The grant — officially titled the “Maryville College Great Smokies Sustainability Project: Out Of The Box Sustainability” Environmental Protection Agency Environmental Education Region 4 Grant (MC-EPA-EE) — sets MC students and faculty up for success. The true ingenuity stems from the minds of MC. Adrienne Schwarte, professor of design and coordinator of the Sustainability Studies minor, serves as principal investigator of the program with Dr. Mark O’Gorman, professor of political science and coordinator of the Environmental Studies program.
In November 2022, four student interns were hired on as fellows for the project: Catelee “Crow” Crow ’24, a senior Outdoor Studies and Tourism major; Jewell West ’25, a junior Environmental Studies major; Lacey Hunter ’24, a senior Political Science major; and Madeline Walker ’24, a senior Environmental Science major.

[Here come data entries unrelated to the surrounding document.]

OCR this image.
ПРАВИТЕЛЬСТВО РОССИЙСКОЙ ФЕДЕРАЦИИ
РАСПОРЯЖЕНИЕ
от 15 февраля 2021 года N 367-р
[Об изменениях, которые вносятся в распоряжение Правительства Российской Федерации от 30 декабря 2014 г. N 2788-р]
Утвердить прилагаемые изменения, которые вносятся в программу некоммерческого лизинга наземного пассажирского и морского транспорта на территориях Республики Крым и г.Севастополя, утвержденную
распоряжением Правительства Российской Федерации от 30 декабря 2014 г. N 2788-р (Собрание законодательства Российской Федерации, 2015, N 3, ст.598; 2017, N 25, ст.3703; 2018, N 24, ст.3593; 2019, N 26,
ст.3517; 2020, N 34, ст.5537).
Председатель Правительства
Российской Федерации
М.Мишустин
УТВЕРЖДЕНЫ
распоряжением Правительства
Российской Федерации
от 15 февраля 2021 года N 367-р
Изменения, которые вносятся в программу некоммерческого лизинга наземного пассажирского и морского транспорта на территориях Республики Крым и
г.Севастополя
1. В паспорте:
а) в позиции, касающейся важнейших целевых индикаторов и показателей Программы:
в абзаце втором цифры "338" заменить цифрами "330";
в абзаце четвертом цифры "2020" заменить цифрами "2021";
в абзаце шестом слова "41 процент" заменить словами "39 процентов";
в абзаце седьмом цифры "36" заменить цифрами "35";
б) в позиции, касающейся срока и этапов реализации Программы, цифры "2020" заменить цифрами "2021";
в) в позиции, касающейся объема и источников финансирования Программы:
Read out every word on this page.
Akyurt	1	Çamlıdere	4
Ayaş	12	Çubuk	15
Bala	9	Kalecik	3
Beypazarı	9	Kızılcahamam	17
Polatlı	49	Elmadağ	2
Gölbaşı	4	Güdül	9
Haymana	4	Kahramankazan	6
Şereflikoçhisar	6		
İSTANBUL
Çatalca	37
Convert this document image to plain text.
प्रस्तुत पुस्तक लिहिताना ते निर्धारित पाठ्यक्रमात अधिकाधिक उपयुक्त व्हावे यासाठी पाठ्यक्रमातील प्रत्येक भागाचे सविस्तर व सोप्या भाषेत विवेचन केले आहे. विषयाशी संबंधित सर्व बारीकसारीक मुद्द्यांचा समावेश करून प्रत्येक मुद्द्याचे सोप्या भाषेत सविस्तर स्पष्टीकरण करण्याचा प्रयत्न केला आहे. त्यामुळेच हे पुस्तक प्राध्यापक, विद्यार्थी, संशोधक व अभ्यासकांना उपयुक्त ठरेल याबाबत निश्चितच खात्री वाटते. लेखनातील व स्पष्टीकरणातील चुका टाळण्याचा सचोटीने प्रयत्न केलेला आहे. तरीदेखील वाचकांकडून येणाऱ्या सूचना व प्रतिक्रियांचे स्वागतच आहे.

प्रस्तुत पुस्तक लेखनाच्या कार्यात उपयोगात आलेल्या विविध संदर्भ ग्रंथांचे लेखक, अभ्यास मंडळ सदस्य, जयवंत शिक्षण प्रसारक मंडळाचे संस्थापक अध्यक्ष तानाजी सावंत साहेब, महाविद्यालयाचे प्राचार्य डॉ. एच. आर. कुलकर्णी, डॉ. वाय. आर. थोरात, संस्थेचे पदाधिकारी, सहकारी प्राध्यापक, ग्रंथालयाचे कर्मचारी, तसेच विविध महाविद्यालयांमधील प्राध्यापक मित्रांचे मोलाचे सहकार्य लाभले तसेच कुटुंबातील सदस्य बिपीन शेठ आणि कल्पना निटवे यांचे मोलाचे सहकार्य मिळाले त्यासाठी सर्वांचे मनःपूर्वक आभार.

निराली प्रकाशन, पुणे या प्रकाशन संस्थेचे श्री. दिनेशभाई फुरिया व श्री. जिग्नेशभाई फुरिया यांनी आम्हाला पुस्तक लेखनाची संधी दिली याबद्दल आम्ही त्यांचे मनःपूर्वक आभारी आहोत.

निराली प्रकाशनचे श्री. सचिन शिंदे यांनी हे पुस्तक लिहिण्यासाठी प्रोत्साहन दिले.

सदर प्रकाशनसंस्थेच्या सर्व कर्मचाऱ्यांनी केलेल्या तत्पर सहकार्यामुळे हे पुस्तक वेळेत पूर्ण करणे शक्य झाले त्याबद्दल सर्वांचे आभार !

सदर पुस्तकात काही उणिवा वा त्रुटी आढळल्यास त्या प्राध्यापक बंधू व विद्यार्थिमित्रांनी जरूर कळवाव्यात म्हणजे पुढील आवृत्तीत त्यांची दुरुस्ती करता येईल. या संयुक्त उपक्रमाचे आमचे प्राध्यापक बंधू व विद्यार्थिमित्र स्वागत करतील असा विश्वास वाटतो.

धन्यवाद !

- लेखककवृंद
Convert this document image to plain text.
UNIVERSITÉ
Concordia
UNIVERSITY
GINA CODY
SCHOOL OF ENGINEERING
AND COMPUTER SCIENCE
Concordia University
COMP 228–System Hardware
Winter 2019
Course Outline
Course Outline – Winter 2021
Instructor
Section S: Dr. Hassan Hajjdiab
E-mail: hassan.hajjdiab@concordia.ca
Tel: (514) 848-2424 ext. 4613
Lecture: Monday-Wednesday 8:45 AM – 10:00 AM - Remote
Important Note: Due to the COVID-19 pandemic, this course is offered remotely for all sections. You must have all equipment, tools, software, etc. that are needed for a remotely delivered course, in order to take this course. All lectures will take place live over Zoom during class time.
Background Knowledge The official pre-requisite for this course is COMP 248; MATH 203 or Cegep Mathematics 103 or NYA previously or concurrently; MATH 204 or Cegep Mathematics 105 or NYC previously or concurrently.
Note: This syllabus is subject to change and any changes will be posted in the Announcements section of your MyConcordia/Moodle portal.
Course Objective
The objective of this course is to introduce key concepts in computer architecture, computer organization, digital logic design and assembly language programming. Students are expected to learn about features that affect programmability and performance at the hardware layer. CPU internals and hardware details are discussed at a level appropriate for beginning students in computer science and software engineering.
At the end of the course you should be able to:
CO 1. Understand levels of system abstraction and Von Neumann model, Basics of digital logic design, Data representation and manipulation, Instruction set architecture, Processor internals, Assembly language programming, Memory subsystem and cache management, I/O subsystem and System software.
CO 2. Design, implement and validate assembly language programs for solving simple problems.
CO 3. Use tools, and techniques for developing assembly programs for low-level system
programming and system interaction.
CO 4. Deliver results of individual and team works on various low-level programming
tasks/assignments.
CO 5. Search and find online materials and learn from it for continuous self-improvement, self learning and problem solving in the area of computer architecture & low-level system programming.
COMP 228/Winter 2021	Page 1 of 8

“We all work together to put together each box and all of the different pieces to make it easier for teachers, as well as create and plan every activity,” Crow said.
Since then, the team has completed seven Community Environmental Education (CEE) events and delivered two rounds of boxes to local fourth-grade teachers. CEE events allow participating fellows to present an activity through face-to-face contact with students and their family members. Information shared teaches students and parents about environmental issues, and parents are encouraged to complete surveys regarding the material.
“The MC student fellows prepare boxes with education materials that we deliver to fourth-grade classrooms, and the teachers in those rooms present the materials — none of us are there,” O’Gorman said. “So the CEE events allow direct environmental education between the fellows and the students.”
The team has reached around 1,200 students between both methods of communication within the year, and they haven’t stopped yet. They have visited all five schools they are partnered with: Loudon Elementary, Lenoir City Intermediate/Middle School, Alcoa Intermediate School and Eagleton Elementary and Carpenters Elementary School in Maryville.
“Topics that have been covered are energy consumption and conservation, water quality, air quality, recycling, composting, native species and plants, the health of bees, and soil quality (the next box that is almost complete),” Schwarte said.
On Nov. 16, the team held a CEE event at Alcoa Intermediate School to teach students and their parents about energy conservation during the holidays.
“This event stood out because of just how active it was — it gets students immediately engaged, having to contemplate how they use items and how there are more energy-efficient ways they can use them in their everyday life!” Schwarte said.
Fellows designed a box on soil quality to deliver to fourth graders on Nov. 30. They participated in a Holiday CEE Day on Dec. 14 as part of a “Holiday in the Halls” event at Loudon Elementary School.
Surveys from adults who attend CEE events with their children, surveys from teachers who have implemented these sustainability boxes in their classrooms, and more data collection at each event so far “supports that individuals feel engaged in the activities, that the activities promote linking and transferring of ideas, and that skills and confidence are built in learning through hands-on activities,” Schwarte added.
The project will continue into the Spring 2024 semester, inspiring students to do “more or a lot more to help their community solve the environmental issues described,” according to Schwarte.